It’s worth pointing out that the link between a person’s DNA and their athletic achievements is very hard to pin down. There’s very little evidence that you can predict specific success by DNA alone. There are rare cases, like that of the Finnish skier Eero Mäntyranta, who possessed a genetic mutation that gave him vastly more red blood cells than the average person. But based on current science, having an athlete’s DNA doesn’t necessarily tell you all that much about their potential or performance. In 2015, the British Medical Journal published a “consensus statement” written by sports science experts arguing against the use of direct-to-consumer genetic testing to identify sports talent. “There isn’t one thing that makes an athlete great, and to assume so becomes really dangerous,” says Seema Patel, a law professor at Nottingham Law School.

That said, if I’ve learned anything from tech reporting, it’s that something doesn’t have to be feasible or demonstrable to be profitable.

So will there be protections if the technology advances? The answer, as with so many questions of privacy and law, seems to be: It depends. Teams are allowed to ask athletes to undergo any number of tests, and athletes’ contracts don’t often allow them to decline. “It’s unfortunate,” Patel says, “because of those unilateral agreements that they sign up to in order to compete, they have to give up their rights.” Today’s athletes are constantly tracked in all kinds of ways. “It’s understood that your body is a site of public discourse,” says Rayvon Fouché, a professor of American Studies at Purdue who studies the intersection of athletics and technology. “These athletes are commodified, and their biometric health data is part of the business of how we evaluate and value them.”

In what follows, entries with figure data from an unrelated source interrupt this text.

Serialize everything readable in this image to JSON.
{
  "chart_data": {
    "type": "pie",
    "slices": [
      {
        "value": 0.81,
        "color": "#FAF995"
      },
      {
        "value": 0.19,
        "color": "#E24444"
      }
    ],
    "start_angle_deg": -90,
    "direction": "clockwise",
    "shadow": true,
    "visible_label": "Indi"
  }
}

But what about my “DNA vacuum in the locker room” scenario? Is anything stopping a future fan or stadium employee from attending a game with a device of this sort and getting their hands on the DNA of LeBron James or Serena Williams or Katie Ledecky?

It’s best to separate this question into two parts—collection and sequencing—according to Sonia Suter, a professor at George Washington University’s law school. Collecting someone’s DNA without their consent is a complex topic. Past legal precedent in the United States states that if someone has thrown something away, they no longer can claim to have any privacy interest in that object. So unless there was a local law forbidding dumpster diving, it would be theoretically legal for someone to go through an athlete’s trash and collect objects that might contain DNA. Or consider a situation in which an athlete throws a towel or jersey into the crowd. Whoever catches it certainly isn’t stealing.

But in my scenario with the vacuum, you wouldn’t even have to do that. You could simply be in the same space as your target and gather the sample you need. This possibility already worries privacy advocates as forensic techniques get more and more sensitive. We all shed DNA constantly; every time you move through a space, you’re likely leaving behind traces of yourself. Those traces used to be too slight to pick up, but with advanced forensics, even these tiny scraps can now be worked up into a genetic profile.